Key issues identified:
- No progress indicator — users didn't know how many steps were left
- Document upload instructions were unclear and often failed silently
- The app gave no sense of what waited on the other side of verification
Research
I ran a combination of methods to understand the problem deeply:
User Interviews
Spoke with 12 users who had dropped off during onboarding. A recurring theme: "I didn't know if this app was trustworthy enough to share my ID with."
Funnel Analysis
Using Hotjar session recordings and analytics, I identified that 80% of drop-offs happened on the document upload screen, not the ID entry screens.
Competitive Analysis
Reviewed onboarding flows from Revolut, Monzo, and Wise — all of whom front-load trust signals and contextualise the verification step.
Key Insights
- Users need to experience value before being asked to give something
- Trust signals (security badges, plain-language explanations) reduce friction
- Progress visibility reduces abandonment significantly
Design Process
Information Architecture
I restructured the flow so users could explore the app's core features (in a limited "guest" mode) before being prompted to verify. Verification was reframed as unlocking features, not as a gate.
Prototyping & Testing
I built three variations of the verification screen in Figma and ran unmoderated tests via Maze with 40 participants.
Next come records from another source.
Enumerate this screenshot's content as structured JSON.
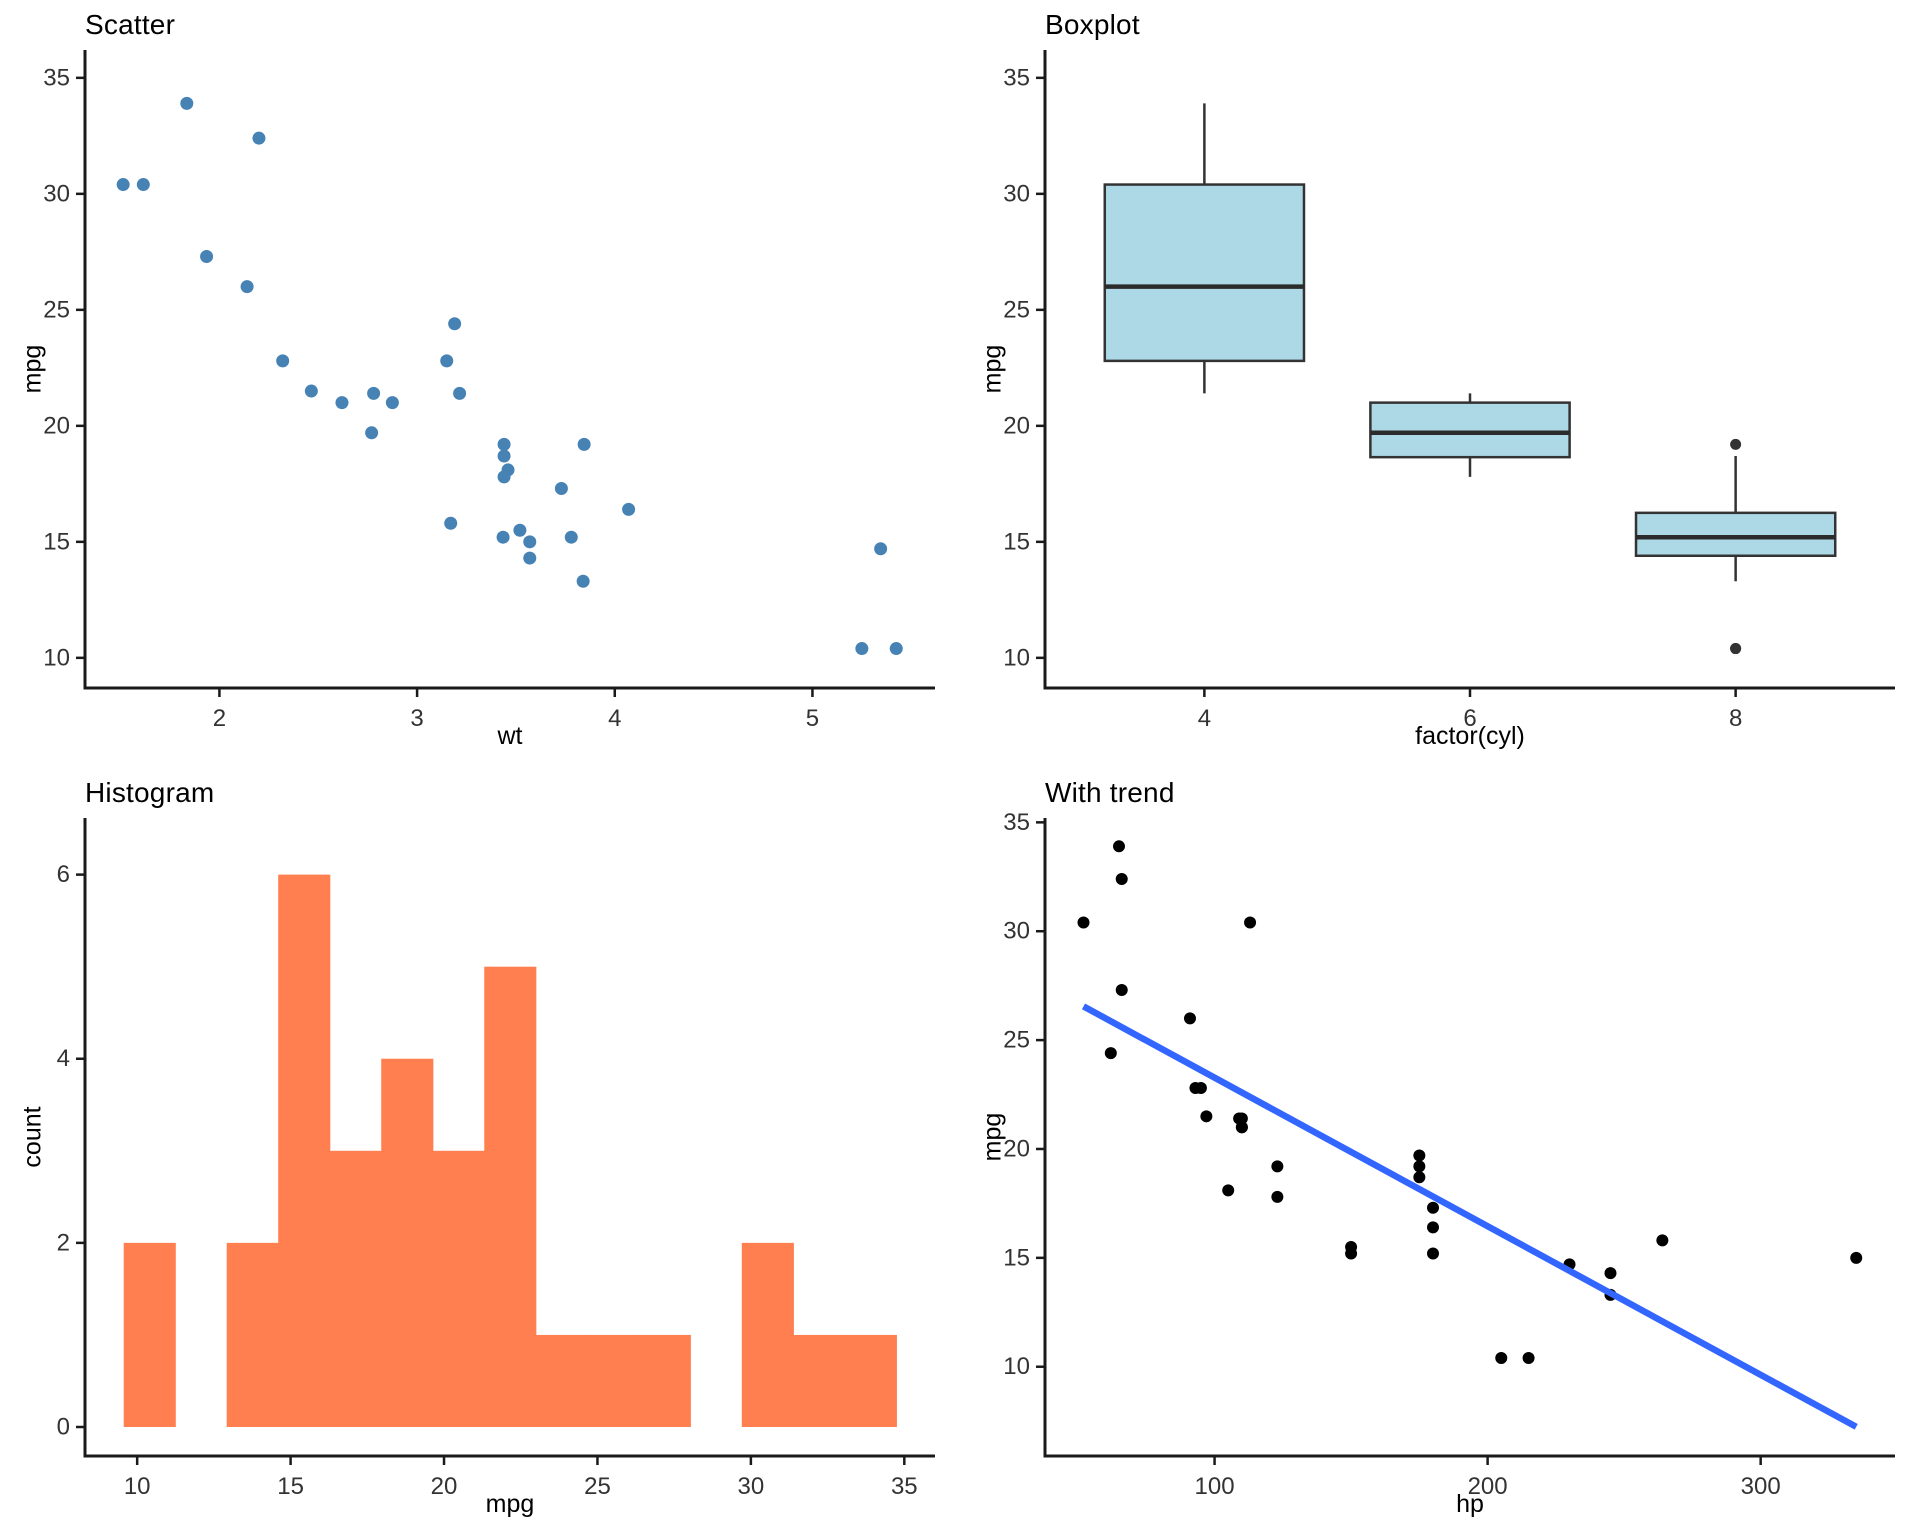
{
  "figure": {
    "background": "#FFFFFF"
  },
  "chart_data": [
    {
      "id": "scatter",
      "type": "scatter",
      "title": "Scatter",
      "xlabel": "wt",
      "ylabel": "mpg",
      "xlim": [
        1.32,
        5.62
      ],
      "ylim": [
        8.7,
        36.2
      ],
      "xticks": [
        2,
        3,
        4,
        5
      ],
      "yticks": [
        10,
        15,
        20,
        25,
        30,
        35
      ],
      "grid": "off",
      "point_color": "#4682B4",
      "point_radius": 6.5,
      "points": [
        [
          2.62,
          21.0
        ],
        [
          2.875,
          21.0
        ],
        [
          2.32,
          22.8
        ],
        [
          3.215,
          21.4
        ],
        [
          3.44,
          18.7
        ],
        [
          3.46,
          18.1
        ],
        [
          3.57,
          14.3
        ],
        [
          3.19,
          24.4
        ],
        [
          3.15,
          22.8
        ],
        [
          3.44,
          19.2
        ],
        [
          3.44,
          17.8
        ],
        [
          4.07,
          16.4
        ],
        [
          3.73,
          17.3
        ],
        [
          3.78,
          15.2
        ],
        [
          5.25,
          10.4
        ],
        [
          5.424,
          10.4
        ],
        [
          5.345,
          14.7
        ],
        [
          2.2,
          32.4
        ],
        [
          1.615,
          30.4
        ],
        [
          1.835,
          33.9
        ],
        [
          2.465,
          21.5
        ],
        [
          3.52,
          15.5
        ],
        [
          3.435,
          15.2
        ],
        [
          3.84,
          13.3
        ],
        [
          3.845,
          19.2
        ],
        [
          1.935,
          27.3
        ],
        [
          2.14,
          26.0
        ],
        [
          1.513,
          30.4
        ],
        [
          3.17,
          15.8
        ],
        [
          2.77,
          19.7
        ],
        [
          3.57,
          15.0
        ],
        [
          2.78,
          21.4
        ]
      ]
    },
    {
      "id": "boxplot",
      "type": "box",
      "title": "Boxplot",
      "xlabel": "factor(cyl)",
      "ylabel": "mpg",
      "categories": [
        "4",
        "6",
        "8"
      ],
      "xlim": [
        0.4,
        3.6
      ],
      "ylim": [
        8.7,
        36.2
      ],
      "yticks": [
        10,
        15,
        20,
        25,
        30,
        35
      ],
      "grid": "off",
      "box_fill": "#ADD8E6",
      "box_stroke": "#333333",
      "median_stroke": "#2B2B2B",
      "outlier_color": "#333333",
      "box_width": 0.75,
      "groups": [
        {
          "label": "4",
          "lower_whisker": 21.4,
          "q1": 22.8,
          "median": 26.0,
          "q3": 30.4,
          "upper_whisker": 33.9,
          "outliers": []
        },
        {
          "label": "6",
          "lower_whisker": 17.8,
          "q1": 18.65,
          "median": 19.7,
          "q3": 21.0,
          "upper_whisker": 21.4,
          "outliers": []
        },
        {
          "label": "8",
          "lower_whisker": 13.3,
          "q1": 14.4,
          "median": 15.2,
          "q3": 16.25,
          "upper_whisker": 18.7,
          "outliers": [
            10.4,
            10.4,
            19.2
          ]
        }
      ]
    },
    {
      "id": "histogram",
      "type": "histogram",
      "title": "Histogram",
      "xlabel": "mpg",
      "ylabel": "count",
      "xlim": [
        8.3,
        36.0
      ],
      "ylim": [
        -0.315,
        6.615
      ],
      "xticks": [
        10,
        15,
        20,
        25,
        30,
        35
      ],
      "yticks": [
        0,
        2,
        4,
        6
      ],
      "grid": "off",
      "bar_fill": "#FF7F50",
      "bin_start": 9.5607,
      "bin_width": 1.6786,
      "counts": [
        2,
        0,
        2,
        6,
        3,
        4,
        3,
        5,
        1,
        1,
        1,
        0,
        2,
        1,
        1
      ]
    },
    {
      "id": "trend",
      "type": "scatter_trend",
      "title": "With trend",
      "xlabel": "hp",
      "ylabel": "mpg",
      "xlim": [
        37.9,
        349.2
      ],
      "ylim": [
        5.9,
        35.2
      ],
      "xticks": [
        100,
        200,
        300
      ],
      "yticks": [
        10,
        15,
        20,
        25,
        30,
        35
      ],
      "grid": "off",
      "point_color": "#000000",
      "point_radius": 6,
      "trend": {
        "color": "#3366FF",
        "width": 6.5,
        "x1": 52,
        "y1": 26.55,
        "x2": 335,
        "y2": 7.24
      },
      "points": [
        [
          110,
          21.0
        ],
        [
          110,
          21.0
        ],
        [
          93,
          22.8
        ],
        [
          110,
          21.4
        ],
        [
          175,
          18.7
        ],
        [
          105,
          18.1
        ],
        [
          245,
          14.3
        ],
        [
          62,
          24.4
        ],
        [
          95,
          22.8
        ],
        [
          123,
          19.2
        ],
        [
          123,
          17.8
        ],
        [
          180,
          16.4
        ],
        [
          180,
          17.3
        ],
        [
          180,
          15.2
        ],
        [
          205,
          10.4
        ],
        [
          215,
          10.4
        ],
        [
          230,
          14.7
        ],
        [
          66,
          32.4
        ],
        [
          52,
          30.4
        ],
        [
          65,
          33.9
        ],
        [
          97,
          21.5
        ],
        [
          150,
          15.5
        ],
        [
          150,
          15.2
        ],
        [
          245,
          13.3
        ],
        [
          175,
          19.2
        ],
        [
          66,
          27.3
        ],
        [
          91,
          26.0
        ],
        [
          113,
          30.4
        ],
        [
          264,
          15.8
        ],
        [
          175,
          19.7
        ],
        [
          335,
          15.0
        ],
        [
          109,
          21.4
        ]
      ]
    }
  ]
}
The variant with an inline progress bar and a "Why we need this" expandable section performed 2x better on task completion.
Final Design
The final flow included:
- A 4-step progress indicator visible throughout
- Plain-language explanations for each document type
- A trust strip citing encryption and regulation compliance
- An optimistic UI pattern — advancing the screen immediately while the upload processed in the background
Outcome
After shipping the redesigned onboarding:
- Drop-off reduced by 40% on the verification step
- Day-7 retention increased by 18% (users who completed onboarding were sticking around)
- App Store reviews mentioning "easy to set up" increased significantly in the following quarter
What I Learned
The biggest lesson was that trust is designed, not assumed. Users aren't reluctant to share their ID — they're reluctant to share it with something that feels uncertain or unclear. A few well-placed words and a visible progress bar made a material difference.